Toda essa arte simbólica sendo imprensada e um pouco descaracterizada pela ação do tempo.
Ela, digo, a senhora, servia-se da feijoada quando um senhor bem atrás de mim – aliás, apenas eu os separava – conversou animado e em tom de admiração:
– Nossa como a senhora é fã do Amigo da Onça. Até tatuou o rosto dele nas costas!
Eu não sei quantas vezes aquela senhora é abordada com tal comentário; mas, ela virou-se tão rapidamente que temi sua feijoada caindo do prato sobre os meus pés e dei, por puro reflexo, um passo atrás, deixando-os frente à frente.
– Fala comigo? – ela perguntou altiva.
O senhor respondeu que sim, acrescentando que na infância adorava as piadas do Amigo da Onça.
Eu vi o rosto da senhora se contrair, acentuando ainda mais as rugas na pele branca. Com um sotaque que muito me pareceu ser do outro Rio Grande, ela respondeu:
– Pois, saiba o senhor que este rosto é do meu saudoso marido Péricles – e concluiu demonstrando bastante chateação – seu indelicado!
O senhor olhou para mim com um misto de vergonha e decepção no olhar, enquanto a senhora saiu irritada da fila para se sentar uns quatro metros à nossa frente.

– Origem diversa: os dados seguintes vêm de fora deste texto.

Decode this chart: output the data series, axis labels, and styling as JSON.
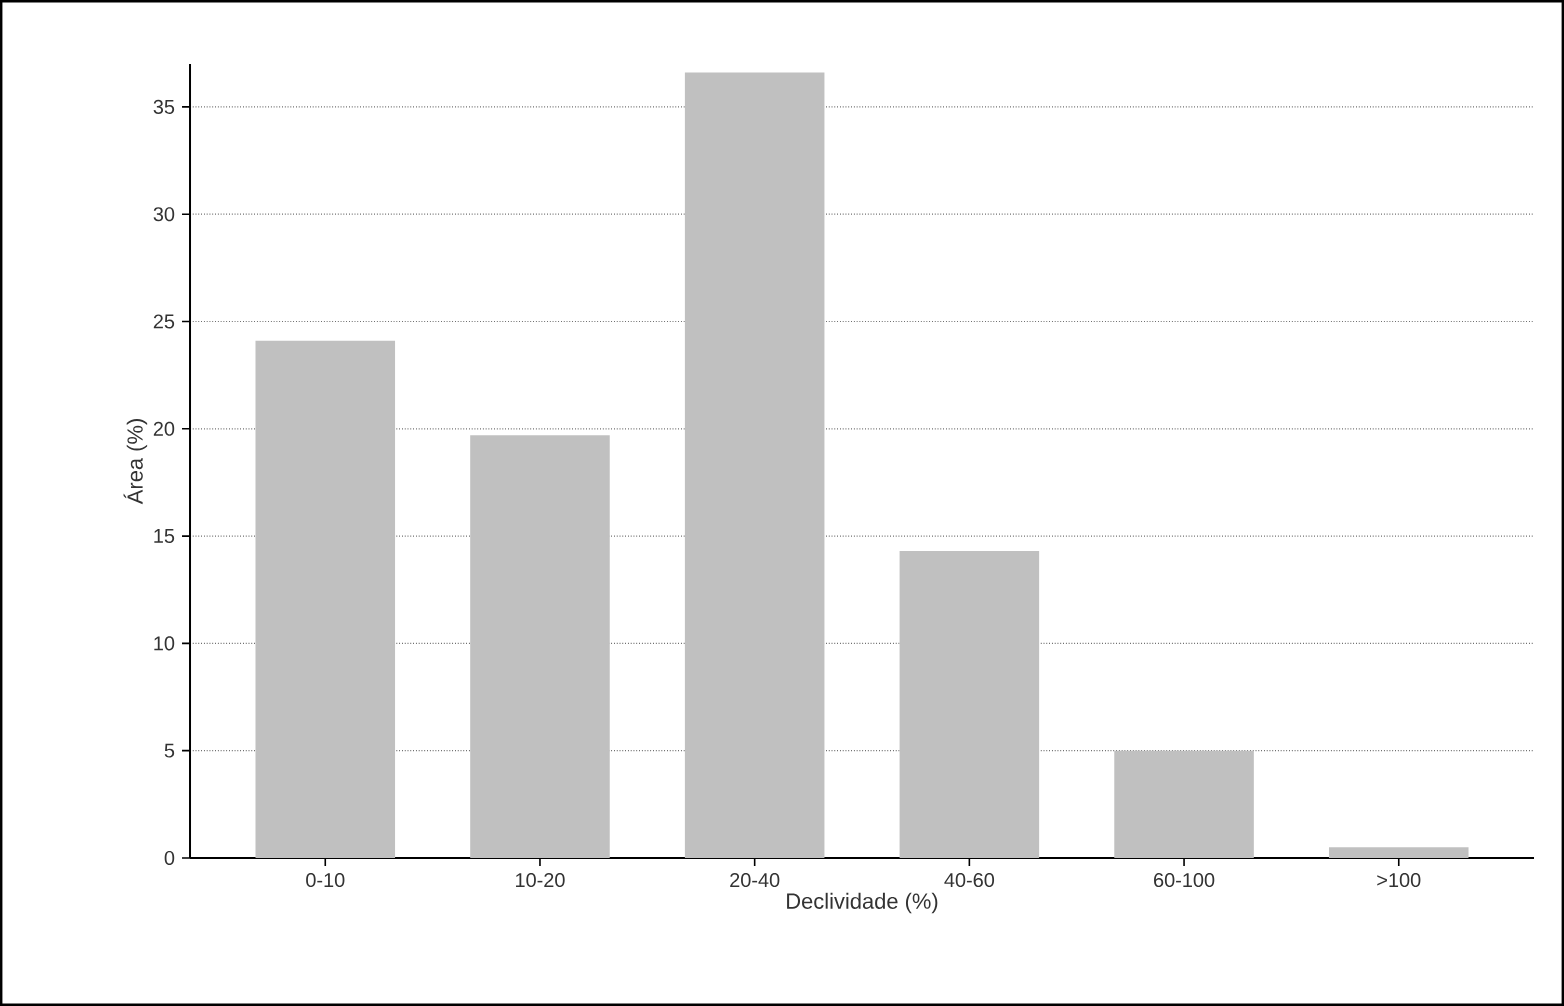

– Rapaz, que coincidência! O Péricles dela era a cara do personagem do outro Péricles – ele falou quase num cochicho.
Eu ri um pouco por fora, segurando como pude a gargalhada querendo explodir do meu peito.
– Aqui para nós dois – baixei o tom de minha voz ao nível da dele, pisquei marotamente um olho e lhe confessei – eu também jurava ser uma homenagem ao Amigo da Onça.
Ríamos juntos quando um turista gritou lá atrás “anda a fila”.